Crawling and Semantic Structuring of Scientific Publications in the Web

We create a combined, focused web crawling system that collects relevant documents from the web that is particularly suited for harvesting publications in the educational domain. The publications are converted into textual form, and we extract metadata (author, title, language, references etc.) from their structure. Semantic structure in the following dimensions will be induced:sections of publications, topic distribution, semantic clustering of the vocabulary, and extraction of a semantic network. These will be utilized for subsequent processing in the other projects, as well as for facetted search.


The Heritrix crawler ( will be extended with several components: Topic-focussed crawling with filtering on document types (cf. Peters et al. 2010), filtering on author’s homepages (cf. SeerSuite, Teregowda et al. 2010), RSS subscriptions on relevant portals (cf. Farooq, 2008), and polling of search engines for known publication titles from the references of relevant documents. Success of crawling is measured by Precision (how many of the found documents are relevant) and Recall (how many of known documents from existing databases have been found).

For conversion, we extend existing tools such as pdfToText and pdfToHtml as to reliably be able to extract metadata. Part of this functionality from SeerSuite will be used and adopted.

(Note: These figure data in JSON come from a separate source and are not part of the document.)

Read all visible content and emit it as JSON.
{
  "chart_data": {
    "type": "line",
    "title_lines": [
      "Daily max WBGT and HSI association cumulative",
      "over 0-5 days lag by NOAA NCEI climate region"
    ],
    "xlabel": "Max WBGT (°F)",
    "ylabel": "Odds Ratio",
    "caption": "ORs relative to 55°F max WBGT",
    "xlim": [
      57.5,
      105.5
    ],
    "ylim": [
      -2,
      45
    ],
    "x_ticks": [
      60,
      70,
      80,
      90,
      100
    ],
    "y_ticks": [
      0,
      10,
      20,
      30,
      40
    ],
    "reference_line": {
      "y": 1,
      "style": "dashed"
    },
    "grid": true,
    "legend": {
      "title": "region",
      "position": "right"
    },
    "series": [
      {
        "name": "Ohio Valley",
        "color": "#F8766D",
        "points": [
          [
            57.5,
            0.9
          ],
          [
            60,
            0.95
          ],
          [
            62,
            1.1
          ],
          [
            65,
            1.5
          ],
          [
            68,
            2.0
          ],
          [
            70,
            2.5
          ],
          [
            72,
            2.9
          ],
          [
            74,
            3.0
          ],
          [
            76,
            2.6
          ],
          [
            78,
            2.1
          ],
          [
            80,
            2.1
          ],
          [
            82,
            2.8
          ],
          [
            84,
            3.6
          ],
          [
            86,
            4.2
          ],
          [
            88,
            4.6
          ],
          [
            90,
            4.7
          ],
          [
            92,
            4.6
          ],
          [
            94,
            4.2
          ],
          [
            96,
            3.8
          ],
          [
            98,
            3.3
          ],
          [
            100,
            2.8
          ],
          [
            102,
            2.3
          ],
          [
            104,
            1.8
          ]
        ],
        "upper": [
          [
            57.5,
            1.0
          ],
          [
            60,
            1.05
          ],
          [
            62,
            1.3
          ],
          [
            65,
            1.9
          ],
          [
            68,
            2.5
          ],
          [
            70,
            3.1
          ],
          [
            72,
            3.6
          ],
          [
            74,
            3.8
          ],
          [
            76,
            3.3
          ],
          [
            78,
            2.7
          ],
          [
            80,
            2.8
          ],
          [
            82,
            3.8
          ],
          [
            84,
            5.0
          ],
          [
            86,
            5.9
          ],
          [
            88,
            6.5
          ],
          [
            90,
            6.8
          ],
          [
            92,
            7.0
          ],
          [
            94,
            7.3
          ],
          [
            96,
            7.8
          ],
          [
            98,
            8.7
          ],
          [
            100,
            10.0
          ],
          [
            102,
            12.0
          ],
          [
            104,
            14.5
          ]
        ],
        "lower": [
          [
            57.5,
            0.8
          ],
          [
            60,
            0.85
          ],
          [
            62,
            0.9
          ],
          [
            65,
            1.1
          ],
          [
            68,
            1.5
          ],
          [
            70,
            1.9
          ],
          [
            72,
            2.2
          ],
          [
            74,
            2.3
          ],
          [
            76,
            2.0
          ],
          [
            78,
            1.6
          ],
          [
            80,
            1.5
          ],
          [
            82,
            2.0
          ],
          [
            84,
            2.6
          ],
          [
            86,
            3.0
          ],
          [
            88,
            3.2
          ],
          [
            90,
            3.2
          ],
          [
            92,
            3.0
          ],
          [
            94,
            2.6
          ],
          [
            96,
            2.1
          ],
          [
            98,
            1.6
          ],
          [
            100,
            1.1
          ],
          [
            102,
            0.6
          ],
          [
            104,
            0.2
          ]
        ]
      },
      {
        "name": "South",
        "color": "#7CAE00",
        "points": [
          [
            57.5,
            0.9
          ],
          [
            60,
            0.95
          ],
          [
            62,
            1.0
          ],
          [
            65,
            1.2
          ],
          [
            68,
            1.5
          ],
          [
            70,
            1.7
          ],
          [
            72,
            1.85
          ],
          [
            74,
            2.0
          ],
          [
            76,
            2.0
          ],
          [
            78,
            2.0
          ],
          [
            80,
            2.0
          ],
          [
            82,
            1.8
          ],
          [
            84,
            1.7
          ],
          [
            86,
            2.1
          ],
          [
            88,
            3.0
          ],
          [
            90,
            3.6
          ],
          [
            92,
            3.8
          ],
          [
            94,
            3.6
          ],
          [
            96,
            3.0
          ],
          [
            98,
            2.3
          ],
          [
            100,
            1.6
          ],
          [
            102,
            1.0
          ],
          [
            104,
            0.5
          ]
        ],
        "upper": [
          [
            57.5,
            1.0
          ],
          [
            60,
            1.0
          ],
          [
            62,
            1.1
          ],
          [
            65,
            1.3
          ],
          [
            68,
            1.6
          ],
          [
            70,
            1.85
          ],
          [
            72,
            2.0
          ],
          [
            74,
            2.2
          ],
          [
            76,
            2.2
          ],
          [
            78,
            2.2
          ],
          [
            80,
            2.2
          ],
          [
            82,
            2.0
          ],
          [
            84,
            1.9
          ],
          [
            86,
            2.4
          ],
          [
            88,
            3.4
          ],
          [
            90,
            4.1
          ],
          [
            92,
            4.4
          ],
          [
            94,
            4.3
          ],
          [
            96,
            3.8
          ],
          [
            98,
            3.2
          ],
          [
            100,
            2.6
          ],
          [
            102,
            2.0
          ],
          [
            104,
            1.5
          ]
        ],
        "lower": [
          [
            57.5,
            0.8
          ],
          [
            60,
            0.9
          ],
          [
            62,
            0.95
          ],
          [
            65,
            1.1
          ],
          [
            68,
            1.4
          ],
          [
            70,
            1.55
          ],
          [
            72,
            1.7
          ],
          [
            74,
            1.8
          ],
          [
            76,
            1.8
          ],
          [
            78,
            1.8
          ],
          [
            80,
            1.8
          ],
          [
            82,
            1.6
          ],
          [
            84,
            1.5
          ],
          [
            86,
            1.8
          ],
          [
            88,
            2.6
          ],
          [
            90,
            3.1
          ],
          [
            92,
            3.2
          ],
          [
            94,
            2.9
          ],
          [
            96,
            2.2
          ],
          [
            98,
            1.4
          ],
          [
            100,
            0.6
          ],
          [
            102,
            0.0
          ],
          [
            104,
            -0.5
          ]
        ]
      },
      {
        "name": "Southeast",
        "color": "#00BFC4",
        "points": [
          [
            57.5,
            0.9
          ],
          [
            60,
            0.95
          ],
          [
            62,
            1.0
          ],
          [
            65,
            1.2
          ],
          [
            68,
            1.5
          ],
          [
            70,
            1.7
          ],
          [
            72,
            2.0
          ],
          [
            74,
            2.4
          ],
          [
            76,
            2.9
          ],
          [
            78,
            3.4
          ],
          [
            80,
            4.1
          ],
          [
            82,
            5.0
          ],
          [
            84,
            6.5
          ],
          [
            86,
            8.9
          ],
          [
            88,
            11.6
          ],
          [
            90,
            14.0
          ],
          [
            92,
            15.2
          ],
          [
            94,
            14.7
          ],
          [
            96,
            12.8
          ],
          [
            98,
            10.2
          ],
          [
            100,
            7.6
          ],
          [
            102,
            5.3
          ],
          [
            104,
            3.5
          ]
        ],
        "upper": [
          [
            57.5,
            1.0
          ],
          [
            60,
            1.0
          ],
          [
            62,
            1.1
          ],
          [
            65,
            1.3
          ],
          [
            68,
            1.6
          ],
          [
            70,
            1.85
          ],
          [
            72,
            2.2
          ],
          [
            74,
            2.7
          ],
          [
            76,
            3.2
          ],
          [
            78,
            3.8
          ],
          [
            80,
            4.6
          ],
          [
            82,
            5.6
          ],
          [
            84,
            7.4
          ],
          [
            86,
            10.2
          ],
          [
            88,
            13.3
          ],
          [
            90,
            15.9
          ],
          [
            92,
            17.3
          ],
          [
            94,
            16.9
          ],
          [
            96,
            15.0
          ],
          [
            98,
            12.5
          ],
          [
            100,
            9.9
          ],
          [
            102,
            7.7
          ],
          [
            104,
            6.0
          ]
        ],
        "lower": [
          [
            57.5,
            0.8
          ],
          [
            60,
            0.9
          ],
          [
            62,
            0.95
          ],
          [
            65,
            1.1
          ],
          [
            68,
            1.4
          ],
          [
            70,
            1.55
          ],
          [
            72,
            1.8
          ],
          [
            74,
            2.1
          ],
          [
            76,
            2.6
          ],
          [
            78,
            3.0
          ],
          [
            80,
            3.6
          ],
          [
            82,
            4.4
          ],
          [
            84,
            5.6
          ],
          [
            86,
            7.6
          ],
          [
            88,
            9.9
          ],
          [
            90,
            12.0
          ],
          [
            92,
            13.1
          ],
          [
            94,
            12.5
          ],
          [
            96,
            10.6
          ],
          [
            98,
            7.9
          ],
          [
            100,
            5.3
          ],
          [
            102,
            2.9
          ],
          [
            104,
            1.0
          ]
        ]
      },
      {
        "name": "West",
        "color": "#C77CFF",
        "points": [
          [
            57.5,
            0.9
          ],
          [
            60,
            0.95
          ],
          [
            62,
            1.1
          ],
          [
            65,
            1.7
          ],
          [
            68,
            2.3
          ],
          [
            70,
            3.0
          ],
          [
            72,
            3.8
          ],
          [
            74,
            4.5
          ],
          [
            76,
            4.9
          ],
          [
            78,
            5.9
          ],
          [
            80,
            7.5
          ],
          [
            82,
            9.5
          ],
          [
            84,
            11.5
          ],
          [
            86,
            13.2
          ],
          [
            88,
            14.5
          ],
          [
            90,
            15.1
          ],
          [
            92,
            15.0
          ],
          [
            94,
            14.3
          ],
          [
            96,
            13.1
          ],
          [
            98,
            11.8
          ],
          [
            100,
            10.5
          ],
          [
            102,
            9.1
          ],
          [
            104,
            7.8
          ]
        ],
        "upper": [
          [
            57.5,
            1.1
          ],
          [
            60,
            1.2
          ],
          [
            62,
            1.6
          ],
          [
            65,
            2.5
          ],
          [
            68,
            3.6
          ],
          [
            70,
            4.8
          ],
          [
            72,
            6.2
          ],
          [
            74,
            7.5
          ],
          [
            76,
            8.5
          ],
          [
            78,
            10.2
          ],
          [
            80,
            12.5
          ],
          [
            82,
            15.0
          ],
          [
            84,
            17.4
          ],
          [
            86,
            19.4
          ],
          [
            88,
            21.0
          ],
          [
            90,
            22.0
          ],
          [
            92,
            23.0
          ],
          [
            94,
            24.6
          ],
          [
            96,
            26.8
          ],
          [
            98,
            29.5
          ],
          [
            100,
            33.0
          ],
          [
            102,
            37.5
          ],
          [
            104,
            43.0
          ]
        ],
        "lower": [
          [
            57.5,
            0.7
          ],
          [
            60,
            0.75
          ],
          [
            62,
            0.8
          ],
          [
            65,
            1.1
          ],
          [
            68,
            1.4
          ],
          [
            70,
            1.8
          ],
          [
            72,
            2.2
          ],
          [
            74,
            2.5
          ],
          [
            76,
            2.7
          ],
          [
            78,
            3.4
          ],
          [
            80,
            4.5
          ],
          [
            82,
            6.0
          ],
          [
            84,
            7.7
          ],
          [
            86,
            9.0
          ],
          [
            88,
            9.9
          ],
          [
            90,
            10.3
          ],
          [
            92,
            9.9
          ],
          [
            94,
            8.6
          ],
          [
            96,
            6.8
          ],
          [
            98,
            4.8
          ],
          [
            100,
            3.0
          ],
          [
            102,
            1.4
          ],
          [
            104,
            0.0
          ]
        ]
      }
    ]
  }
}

For semantic structure extraction, we employ a variety of Structure Discovery methods (Biemann, 2012), such as language models, topic models (cf, Riedl und Biemann, 2012), clustering and distributional similarity.


Project Publications

  • Remus, Steffen (2014): Unsupervised Relation Extraction of In-Domain Data from Focused Crawls. In Proceedings of the Student Research Workshop at the 14th Conference of the European Chapter of the Association for Computational Linguistics. Gothenburg, Sweden


The web contains a very large amount of scientific publications. This project is concerned with finding publications for a particular topic and in particular languages, and with methods that make their semantic structure explicit using data-driven methods of computational semantics. This structure enables various forms of retrieval on this data, and serves as a preprocessing step for further processing.